The Force feature in evilDoggie is a powerful capability designed to manipulate CAN Bus communication at a low level, enabling physical-layer overrides. This feature allows an attacker to force recessive bits (logic 1) to dominant bits (logic 0) in real-time CAN frames, effectively overriding legitimate ECU transmissions. It is particularly useful for scenarios where precise control over bus arbitration or data integrity is required.

evilDoggie’s force mode (also called dominant-override) can:

  • Take control of the bus.
  • Force recessive bits even when other ECUs try to send dominant bits.
  • This lets us inject a message in a way that other ECUs cana't.

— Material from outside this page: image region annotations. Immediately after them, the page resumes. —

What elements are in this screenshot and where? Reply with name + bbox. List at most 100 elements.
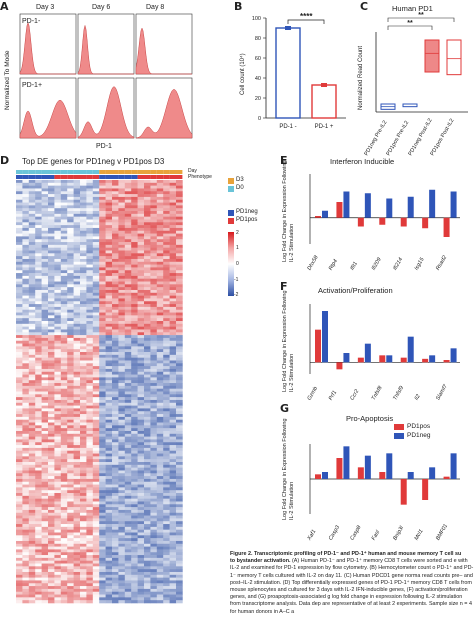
heat-cell: [137, 586, 145, 590]
heat-cell: [48, 368, 55, 373]
heat-cell: [169, 515, 177, 519]
heat-cell: [124, 546, 132, 550]
heat-cell: [156, 383, 164, 387]
heat-cell: [67, 512, 74, 516]
heat-cell: [163, 273, 170, 277]
heat-cell: [156, 467, 164, 471]
heat-cell: [80, 292, 87, 296]
heat-phenotype-cell: [73, 175, 80, 179]
heat-cell: [67, 250, 74, 254]
heat-cell: [99, 326, 106, 330]
heat-cell: [92, 476, 100, 480]
heat-cell: [150, 360, 158, 364]
heat-cell: [73, 304, 81, 308]
legend-pd1pos-swatch: [228, 218, 234, 224]
heat-cell: [176, 512, 183, 516]
fc-xtick-label: Slamf7: [435, 383, 449, 402]
heat-cell: [80, 430, 87, 435]
heat-cell: [112, 225, 119, 229]
heat-cell: [16, 208, 23, 212]
heat-cell: [99, 560, 106, 564]
heat-cell: [22, 332, 30, 336]
heat-cell: [73, 267, 81, 271]
heat-cell: [60, 439, 68, 443]
heat-cell: [54, 476, 62, 480]
heat-cell: [118, 309, 126, 313]
heat-cell: [163, 188, 170, 192]
heat-cell: [80, 549, 87, 553]
heat-cell: [22, 281, 30, 285]
heat-cell: [54, 540, 62, 545]
heat-cell: [99, 304, 106, 308]
heat-cell: [92, 459, 100, 463]
heat-cell: [118, 470, 126, 474]
heat-cell: [35, 464, 42, 468]
heat-cell: [80, 349, 87, 353]
heat-cell: [28, 182, 36, 186]
heat-cell: [35, 194, 42, 198]
heat-cell: [176, 335, 183, 339]
heat-cell: [131, 571, 138, 576]
b-sig-bracket: [287, 19, 325, 24]
heat-cell: [176, 287, 183, 291]
fc-bar: [379, 355, 386, 363]
heat-cell: [131, 247, 138, 251]
heat-cell: [41, 230, 49, 234]
heat-cell: [176, 391, 183, 395]
fc-bar: [336, 202, 343, 218]
heat-cell: [112, 490, 119, 494]
heat-cell: [176, 467, 183, 471]
heat-cell: [73, 326, 81, 330]
heat-cell: [144, 216, 151, 220]
heat-cell: [41, 416, 49, 420]
heat-cell: [73, 230, 81, 234]
heat-cell: [67, 495, 74, 499]
heat-cell: [54, 371, 62, 375]
heat-cell: [22, 222, 30, 226]
heat-cell: [48, 532, 55, 536]
heat-cell: [150, 211, 158, 215]
c-bracket-1: [387, 25, 433, 30]
heat-cell: [156, 360, 164, 364]
heat-cell: [176, 473, 183, 477]
fc-bar: [429, 467, 436, 479]
heat-cell: [105, 227, 113, 232]
heat-cell: [156, 428, 164, 432]
heat-cell: [16, 275, 23, 279]
heat-phenotype-cell: [54, 175, 61, 179]
heat-cell: [92, 535, 100, 539]
heat-cell: [35, 213, 42, 217]
heat-cell: [48, 563, 55, 567]
heat-cell: [176, 323, 183, 327]
heat-cell: [99, 233, 106, 237]
heat-cell: [156, 507, 164, 511]
heat-cell: [54, 309, 62, 313]
heat-cell: [16, 484, 23, 488]
heat-cell: [137, 453, 145, 457]
panel-d-heatmap: [16, 170, 183, 604]
heat-cell: [169, 495, 177, 499]
heat-cell: [22, 577, 30, 581]
heat-cell: [105, 473, 113, 477]
heat-cell: [169, 529, 177, 533]
heat-cell: [118, 337, 126, 342]
heat-cell: [105, 366, 113, 370]
heat-cell: [105, 388, 113, 392]
heat-cell: [35, 295, 42, 299]
heat-cell: [28, 199, 36, 203]
heat-cell: [67, 377, 74, 381]
heat-cell: [150, 273, 158, 277]
heat-cell: [67, 244, 74, 248]
c-xtick-label: PD1pos Pre-IL2: [386, 120, 411, 157]
heat-cell: [150, 411, 158, 415]
heat-cell: [54, 354, 62, 358]
heat-cell: [16, 439, 23, 443]
heat-cell: [163, 507, 170, 511]
heat-cell: [48, 304, 55, 308]
heat-cell: [163, 205, 170, 209]
heat-cell: [156, 481, 164, 485]
heat-cell: [28, 391, 36, 395]
heat-cell: [150, 391, 158, 395]
heat-cell: [28, 433, 36, 437]
heat-cell: [35, 292, 42, 296]
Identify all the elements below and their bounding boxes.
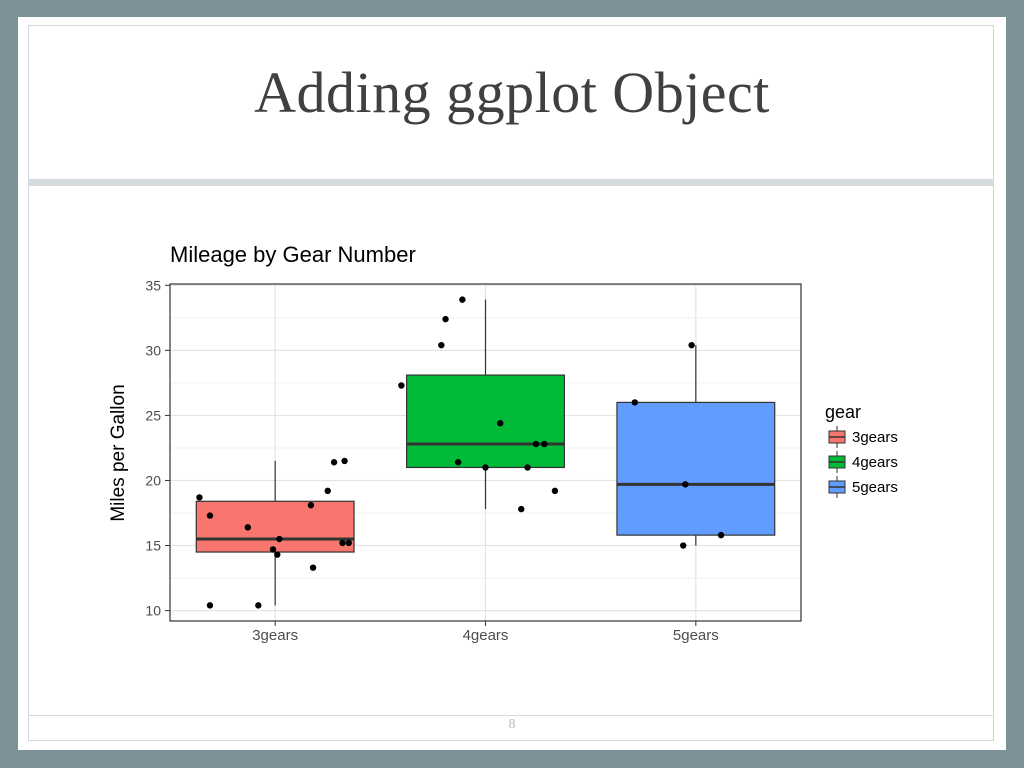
title-divider (28, 179, 994, 186)
whiskers (274, 299, 697, 606)
y-tick-label: 35 (145, 277, 161, 293)
boxes (195, 374, 776, 553)
data-point (276, 535, 283, 543)
legend: gear 3gears 4gears 5gears (825, 402, 898, 498)
legend-label: 5gears (852, 479, 898, 496)
y-tick-label: 15 (145, 538, 161, 554)
x-tick-label: 3gears (252, 627, 298, 644)
box-4gears (406, 374, 565, 469)
data-point (341, 457, 348, 465)
y-axis-title: Miles per Gallon (108, 384, 129, 521)
data-point (717, 531, 725, 539)
data-point (206, 602, 214, 609)
x-tick-label: 5gears (673, 627, 719, 644)
y-tick-label: 10 (145, 603, 161, 619)
footer-divider (28, 715, 994, 716)
data-point (339, 539, 346, 547)
data-point (398, 382, 405, 389)
data-point (459, 296, 466, 303)
slide-title: Adding ggplot Object (254, 60, 770, 125)
data-point (274, 551, 281, 558)
data-point (688, 341, 695, 349)
y-tick-label: 25 (145, 407, 161, 423)
data-point (438, 341, 445, 349)
legend-label: 4gears (852, 454, 898, 471)
data-point (532, 440, 540, 448)
slide-frame (28, 25, 994, 741)
data-point (244, 524, 252, 531)
x-tick-label: 4gears (463, 627, 509, 644)
data-point (324, 487, 331, 495)
y-tick-label: 20 (145, 472, 161, 488)
data-point (307, 501, 315, 509)
data-point (206, 512, 214, 519)
data-point (442, 315, 449, 323)
y-axis: 10 15 20 25 30 35 (145, 277, 170, 619)
data-point (345, 539, 352, 547)
data-point (196, 494, 203, 501)
data-point (269, 546, 277, 553)
data-point (482, 464, 489, 471)
y-tick-label: 30 (145, 342, 161, 358)
chart-title: Mileage by Gear Number (170, 242, 416, 267)
data-point (680, 542, 687, 549)
data-point (309, 564, 317, 571)
data-point (631, 399, 639, 406)
data-point (551, 487, 559, 495)
data-point (454, 459, 462, 466)
data-point (524, 464, 531, 471)
box-3gears (195, 500, 355, 553)
data-point (330, 459, 338, 466)
data-point (497, 420, 504, 427)
x-axis: 3gears 4gears 5gears (252, 621, 719, 644)
page-number: 8 (508, 717, 516, 732)
data-point (682, 481, 689, 488)
legend-title: gear (825, 402, 861, 422)
data-point (541, 440, 548, 448)
data-point (518, 505, 525, 513)
data-point (255, 602, 262, 609)
legend-label: 3gears (852, 429, 898, 446)
points (196, 296, 725, 609)
box-5gears (616, 401, 776, 536)
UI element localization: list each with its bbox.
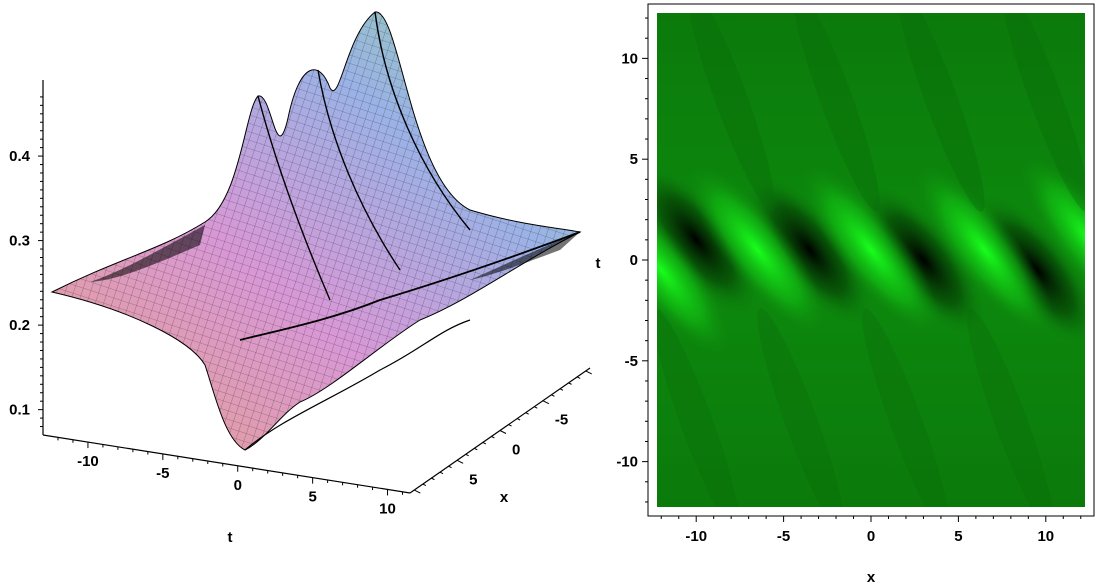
heatmap-faint-band (897, 12, 985, 212)
x-tick (482, 441, 487, 445)
heatmap-faint-band (656, 308, 740, 508)
x-tick (508, 424, 512, 427)
heatmap-x-tick-label: 10 (1037, 528, 1054, 545)
t-axis-line (42, 434, 411, 494)
x-tick (542, 400, 550, 405)
heatmap-faint-band (967, 308, 1055, 508)
z-tick-label: 0.3 (9, 233, 30, 250)
heatmap-faint-band (1002, 12, 1086, 212)
surface-mesh (52, 11, 580, 451)
heatmap-border (655, 11, 1087, 509)
heatmap-x-tick-label: 0 (867, 528, 875, 545)
surface-ridge-2 (317, 69, 401, 271)
heatmap-bright-band (801, 164, 941, 335)
heatmap-x-tick-label: -5 (777, 528, 790, 545)
heatmap-dark-band (744, 171, 875, 328)
z-ticks: 0.1 0.2 0.3 0.4 (9, 96, 43, 428)
x-tick (499, 430, 507, 434)
heatmap-faint-band (862, 308, 950, 508)
heatmap-x-tick-label: -10 (685, 528, 707, 545)
x-tick-label: 5 (469, 471, 477, 488)
t-tick-label: 10 (379, 500, 396, 517)
heatmap-y-tick-label: -5 (625, 353, 638, 370)
heatmap-xlabel: x (867, 569, 876, 586)
heatmap-bright-band (915, 164, 1055, 335)
x-tick (534, 406, 538, 409)
x-tick (414, 489, 421, 494)
t-tick-label: -5 (156, 465, 169, 482)
x-tick (465, 453, 469, 457)
heatmap-bright-band (656, 185, 731, 356)
heatmap-bands (656, 12, 1086, 508)
t-tick-label: -10 (77, 453, 99, 470)
z-tick-label: 0.1 (9, 402, 30, 419)
heatmap-dark-band (858, 181, 989, 339)
x-tick (491, 436, 495, 439)
heatmap-ylabel: t (596, 255, 601, 272)
t-tick-label: 5 (308, 489, 316, 506)
heatmap-y-tick-label: 0 (630, 252, 638, 269)
x-tick (516, 418, 521, 421)
t-tick-label: 0 (234, 477, 242, 494)
heatmap-bright-band (1020, 154, 1086, 325)
heatmap-faint-band (792, 12, 880, 212)
surface-ridge-3 (374, 11, 471, 231)
x-tick (431, 477, 435, 481)
z-tick-label: 0.4 (9, 148, 31, 165)
t-ticks: -10 -5 0 5 10 (57, 437, 404, 517)
heatmap-x-tick-label: 5 (954, 528, 962, 545)
surface-shadow-right (470, 232, 580, 280)
surface-fold-1 (239, 231, 581, 341)
heatmap-x-ticks: -10 -5 0 5 10 (660, 516, 1082, 545)
surface-xlabel: t (228, 529, 233, 546)
x-tick-label: -5 (555, 412, 568, 429)
x-tick (525, 412, 529, 415)
surface-ridge-1 (257, 95, 331, 301)
heatmap-bright-band (687, 164, 827, 335)
x-tick (576, 376, 581, 379)
z-tick-label: 0.2 (9, 317, 30, 334)
surface-plot: 0.1 0.2 0.3 0.4 -10 -5 0 5 10 5 0 -5 t x (9, 11, 592, 546)
x-tick (585, 370, 592, 375)
surface-ylabel: x (500, 489, 509, 506)
heatmap-y-tick-label: 5 (630, 151, 638, 168)
heatmap-y-tick-label: 10 (621, 50, 638, 67)
x-tick (456, 459, 464, 464)
x-tick (422, 483, 427, 487)
heatmap-plot: -10 -5 0 5 10 10 5 0 -5 -10 x t (596, 3, 1095, 586)
heatmap-faint-band (687, 12, 775, 212)
x-tick (474, 447, 478, 451)
x-tick (551, 394, 555, 397)
x-tick-label: 0 (512, 442, 520, 459)
surface-fold-2 (244, 319, 471, 451)
x-tick (559, 388, 564, 391)
x-tick (568, 382, 572, 385)
heatmap-y-ticks: 10 5 0 -5 -10 (616, 17, 648, 503)
heatmap-faint-band (757, 308, 845, 508)
heatmap-y-tick-label: -10 (616, 454, 638, 471)
heatmap-dark-band (656, 161, 762, 318)
x-ticks: 5 0 -5 (414, 370, 592, 494)
x-tick (448, 465, 452, 469)
x-tick (439, 471, 444, 475)
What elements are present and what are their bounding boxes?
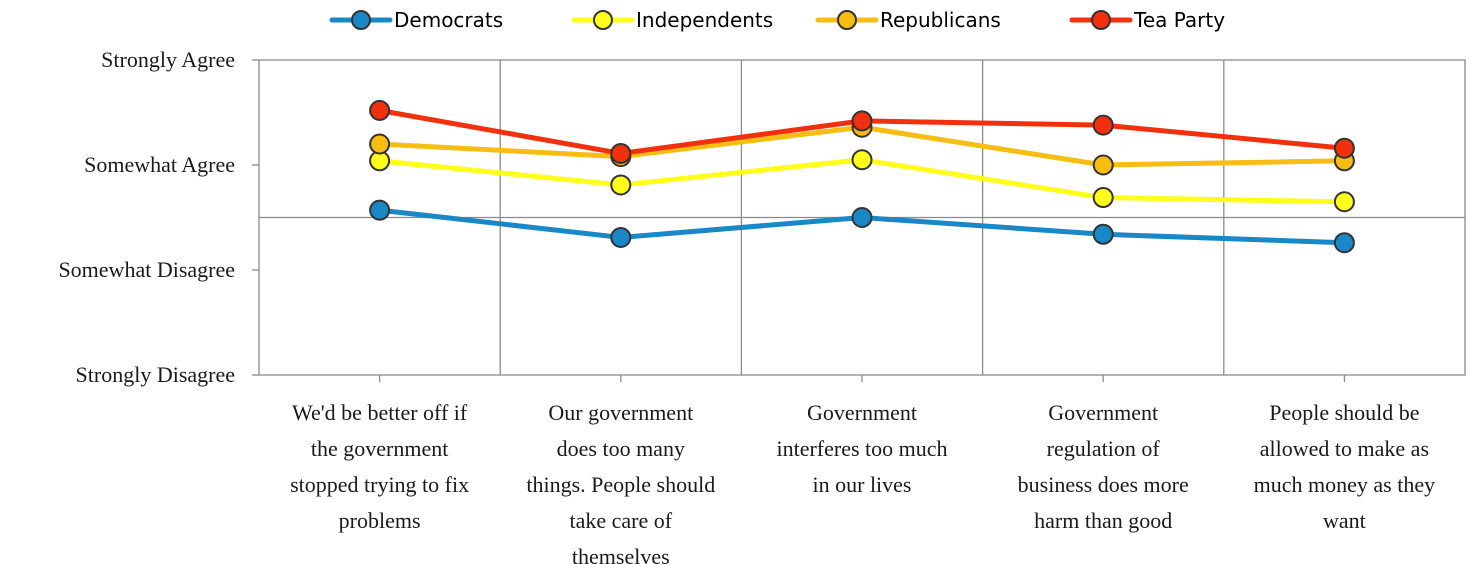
x-category-label: We'd be better off if the government stopp… xyxy=(290,400,469,533)
x-category-label-line: things. People should xyxy=(526,472,715,497)
x-category-label: Our government does too many things. Peopl… xyxy=(526,400,715,564)
x-category-label-line: problems xyxy=(339,508,421,533)
x-category-label-line: take care of xyxy=(570,508,673,533)
data-point-independents xyxy=(1092,187,1114,209)
data-point-democrats xyxy=(1333,232,1355,254)
series-layer xyxy=(369,99,1355,254)
x-category-label-line: does too many xyxy=(557,436,685,461)
legend-label-republicans: Republicans xyxy=(880,8,1001,32)
data-point-independents xyxy=(610,174,632,196)
y-tick-label: Somewhat Disagree xyxy=(58,257,235,282)
x-category-label-line: business does more xyxy=(1018,472,1189,497)
legend-label-democrats: Democrats xyxy=(394,8,503,32)
data-point-democrats xyxy=(610,226,632,248)
legend-item-democrats: Democrats xyxy=(329,8,503,32)
legend-item-republicans: Republicans xyxy=(815,8,1001,32)
data-point-tea-party xyxy=(1333,137,1355,159)
data-point-democrats xyxy=(851,207,873,228)
legend-marker-independents xyxy=(593,10,613,30)
x-category-label-line: want xyxy=(1323,508,1366,533)
legend-marker-republicans xyxy=(837,10,857,30)
data-point-tea-party xyxy=(851,110,873,132)
x-category-label-line: allowed to make as xyxy=(1260,436,1429,461)
x-category-label-line: Our government xyxy=(548,400,693,425)
x-category-label-line: regulation of xyxy=(1047,436,1161,461)
x-category-label-line: in our lives xyxy=(813,472,912,497)
data-point-republicans xyxy=(1092,154,1114,176)
x-category-label-line: People should be xyxy=(1269,400,1419,425)
data-point-democrats xyxy=(1092,223,1114,245)
legend-item-tea-party: Tea Party xyxy=(1069,8,1225,32)
x-category-label: Government regulation of business does mor… xyxy=(1018,400,1189,533)
data-point-democrats xyxy=(369,199,391,221)
legend-label-independents: Independents xyxy=(636,8,773,32)
y-tick-label: Somewhat Agree xyxy=(84,152,235,177)
x-category-label-line: We'd be better off if xyxy=(292,400,468,425)
x-category-label: People should be allowed to make as much m… xyxy=(1254,400,1435,533)
x-axis: We'd be better off if the government stopp… xyxy=(290,375,1435,564)
legend: Democrats Independents Republicans Tea Part… xyxy=(329,8,1225,32)
x-category-label-line: much money as they xyxy=(1254,472,1435,497)
x-category-label-line: the government xyxy=(311,436,448,461)
x-category-label: Government interferes too much in our live… xyxy=(776,400,947,497)
data-point-tea-party xyxy=(369,99,391,121)
x-category-label-line: themselves xyxy=(572,544,670,564)
x-category-label-line: Government xyxy=(807,400,917,425)
x-category-label-line: interferes too much xyxy=(776,436,947,461)
data-point-republicans xyxy=(369,133,391,155)
legend-marker-tea-party xyxy=(1091,10,1111,30)
x-category-label-line: stopped trying to fix xyxy=(290,472,469,497)
x-category-label-line: Government xyxy=(1048,400,1158,425)
data-point-tea-party xyxy=(1092,114,1114,136)
legend-item-independents: Independents xyxy=(571,8,773,32)
y-tick-label: Strongly Disagree xyxy=(76,362,235,387)
legend-marker-democrats xyxy=(351,10,371,30)
data-point-independents xyxy=(1333,191,1355,213)
data-point-tea-party xyxy=(610,142,632,164)
data-point-independents xyxy=(851,149,873,171)
y-axis: Strongly Agree Somewhat Agree Somewhat Dis… xyxy=(58,47,259,387)
y-tick-label: Strongly Agree xyxy=(101,47,235,72)
x-category-label-line: harm than good xyxy=(1034,508,1172,533)
legend-label-tea-party: Tea Party xyxy=(1133,8,1225,32)
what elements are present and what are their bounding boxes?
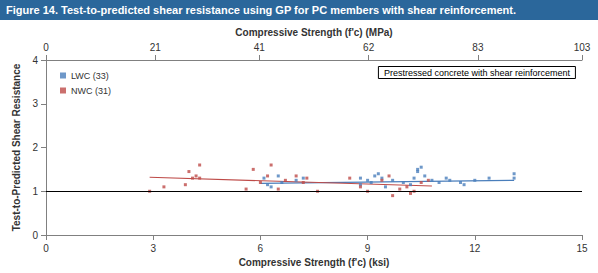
svg-text:62: 62 [363,42,375,53]
svg-text:2: 2 [32,142,38,153]
svg-text:83: 83 [472,42,484,53]
svg-text:12: 12 [469,243,481,254]
svg-text:0: 0 [43,243,49,254]
svg-text:0: 0 [32,230,38,241]
svg-text:15: 15 [576,243,588,254]
svg-text:Compressive Strength (f'c) (MP: Compressive Strength (f'c) (MPa) [235,27,392,38]
html-text:Figure 14. Test-to-predicted s: Figure 14. Test-to-predicted shear resis… [6,4,516,16]
svg-text:Compressive Strength (f'c) (ks: Compressive Strength (f'c) (ksi) [239,257,390,268]
svg-text:41: 41 [254,42,266,53]
svg-text:21: 21 [150,42,162,53]
svg-text:6: 6 [258,243,264,254]
svg-text:3: 3 [32,98,38,109]
svg-text:NWC (31): NWC (31) [71,86,111,96]
svg-text:1: 1 [32,186,38,197]
svg-text:4: 4 [32,55,38,66]
svg-text:3: 3 [150,243,156,254]
svg-text:LWC (33): LWC (33) [71,71,109,81]
svg-text:103: 103 [574,42,591,53]
svg-text:Test-to-Predicted Shear Resist: Test-to-Predicted Shear Resistance [11,63,22,231]
svg-text:0: 0 [43,42,49,53]
svg-text:9: 9 [365,243,371,254]
svg-text:Prestressed concrete with shea: Prestressed concrete with shear reinforc… [384,68,571,78]
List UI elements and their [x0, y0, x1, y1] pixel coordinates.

This feature is enabled with a flag in the send_raw and send_msg primitives within the custom_attack submenu. This flag makes the send_* command force all the recessive bits that the command will send into the bus.

Software Implementation

  • Activation: The Force feature is enabled by appending the a--force flag to the send_raw or send_msg commands. For example:
    • send_raw 1010101 --force sends a raw binary data using the force mechanism.
    • send_msg 0x200 0x01,0x02 --force sends a message with ID 0x200 and data 0x01,0x02 with forced transmission.
  • Mechanism:
    • When the --force flag is set, in every recessive bit, the force GPIO will be pulled high in order to force it. See the hardware force section for more ingormation.

This software-level control enhances the flexibility of custom attacks, allowing evilDoggie to manipulate critical CAN Bus functions.